Tony swallows. “I hope he’s alive.”

Bucky nods.

“You won’t wait?” Tony asks, trying not to plead. With the castle looming over them, Tony doesn’t know what to say. Those inside the walls still know Bucky only as the traitor who attacked the king. “I promise to return swiftly. A horse will make your journey easier.”

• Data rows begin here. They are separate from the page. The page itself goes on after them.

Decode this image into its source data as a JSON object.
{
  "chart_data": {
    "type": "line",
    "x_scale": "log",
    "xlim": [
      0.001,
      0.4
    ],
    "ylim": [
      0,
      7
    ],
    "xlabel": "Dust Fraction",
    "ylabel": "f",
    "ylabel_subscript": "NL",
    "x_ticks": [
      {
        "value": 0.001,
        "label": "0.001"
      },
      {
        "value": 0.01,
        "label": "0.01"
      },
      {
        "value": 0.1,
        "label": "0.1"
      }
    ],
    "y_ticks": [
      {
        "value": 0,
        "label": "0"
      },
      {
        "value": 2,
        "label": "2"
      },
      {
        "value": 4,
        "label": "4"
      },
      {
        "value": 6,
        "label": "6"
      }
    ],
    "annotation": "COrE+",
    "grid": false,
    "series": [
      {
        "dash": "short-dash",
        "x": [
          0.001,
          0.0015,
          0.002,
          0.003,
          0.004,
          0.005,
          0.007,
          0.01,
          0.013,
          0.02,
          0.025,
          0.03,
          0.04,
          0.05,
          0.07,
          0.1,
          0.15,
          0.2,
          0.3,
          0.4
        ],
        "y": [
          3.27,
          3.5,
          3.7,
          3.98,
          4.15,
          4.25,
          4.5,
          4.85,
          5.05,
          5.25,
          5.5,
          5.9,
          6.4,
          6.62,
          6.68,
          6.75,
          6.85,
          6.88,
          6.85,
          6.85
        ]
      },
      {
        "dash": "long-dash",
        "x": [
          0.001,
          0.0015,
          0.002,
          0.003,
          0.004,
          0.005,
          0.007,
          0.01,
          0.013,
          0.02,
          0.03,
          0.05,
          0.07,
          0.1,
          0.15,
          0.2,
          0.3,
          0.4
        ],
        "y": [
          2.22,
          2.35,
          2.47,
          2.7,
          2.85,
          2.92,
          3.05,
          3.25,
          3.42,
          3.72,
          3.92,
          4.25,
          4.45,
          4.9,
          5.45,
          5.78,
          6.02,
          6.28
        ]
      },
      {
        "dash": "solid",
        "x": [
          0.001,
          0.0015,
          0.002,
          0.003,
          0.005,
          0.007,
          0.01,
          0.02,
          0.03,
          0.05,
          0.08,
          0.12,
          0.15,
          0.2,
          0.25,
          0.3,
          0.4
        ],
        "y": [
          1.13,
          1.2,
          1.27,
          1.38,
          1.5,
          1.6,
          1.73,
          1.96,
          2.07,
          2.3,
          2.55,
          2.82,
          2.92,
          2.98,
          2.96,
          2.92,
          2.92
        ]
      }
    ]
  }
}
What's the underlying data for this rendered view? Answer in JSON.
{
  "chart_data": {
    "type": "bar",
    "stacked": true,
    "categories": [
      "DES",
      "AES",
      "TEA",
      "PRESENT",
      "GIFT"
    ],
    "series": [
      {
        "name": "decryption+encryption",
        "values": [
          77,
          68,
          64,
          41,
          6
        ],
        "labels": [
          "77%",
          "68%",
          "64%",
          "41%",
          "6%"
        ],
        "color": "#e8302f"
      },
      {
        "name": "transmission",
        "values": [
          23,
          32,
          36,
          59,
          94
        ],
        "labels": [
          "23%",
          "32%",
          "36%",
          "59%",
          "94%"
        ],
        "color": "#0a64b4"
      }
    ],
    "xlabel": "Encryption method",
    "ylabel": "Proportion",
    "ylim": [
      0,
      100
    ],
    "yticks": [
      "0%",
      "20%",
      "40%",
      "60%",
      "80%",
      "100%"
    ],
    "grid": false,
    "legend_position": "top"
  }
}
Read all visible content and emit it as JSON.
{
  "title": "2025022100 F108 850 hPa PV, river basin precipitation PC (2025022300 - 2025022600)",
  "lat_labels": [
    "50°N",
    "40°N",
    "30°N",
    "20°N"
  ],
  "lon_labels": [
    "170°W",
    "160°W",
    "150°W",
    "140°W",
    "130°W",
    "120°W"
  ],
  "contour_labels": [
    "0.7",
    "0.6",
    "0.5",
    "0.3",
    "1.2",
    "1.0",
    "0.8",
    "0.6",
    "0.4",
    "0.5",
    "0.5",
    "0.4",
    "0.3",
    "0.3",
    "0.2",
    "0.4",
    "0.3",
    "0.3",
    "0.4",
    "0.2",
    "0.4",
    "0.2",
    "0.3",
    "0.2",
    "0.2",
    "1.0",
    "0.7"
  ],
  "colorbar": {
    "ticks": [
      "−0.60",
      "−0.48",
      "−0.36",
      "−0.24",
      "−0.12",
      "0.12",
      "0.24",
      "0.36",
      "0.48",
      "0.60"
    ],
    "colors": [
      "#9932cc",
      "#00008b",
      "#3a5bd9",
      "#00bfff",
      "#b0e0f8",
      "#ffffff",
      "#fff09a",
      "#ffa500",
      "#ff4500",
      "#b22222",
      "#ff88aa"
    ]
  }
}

Tony can’t give Buttercup to Bucky, can’t handle parting with her, but there would be plenty of fine steeds in his father’s stables.

“I’m better on foot,” Bucky says. “This is goodbye, my prince.”

Tony nods, short and sharp. “Goodbye, Barnes. Thank you for your service to your kingdom.”

Bucky offers a quick, weak smile, and then with one final long look, Tony nudges Buttercup into a trot towards the castle gates.

When Tony turns back to look, Bucky stands at the tree line. But when Tony reaches the castle walls, Bucky is gone.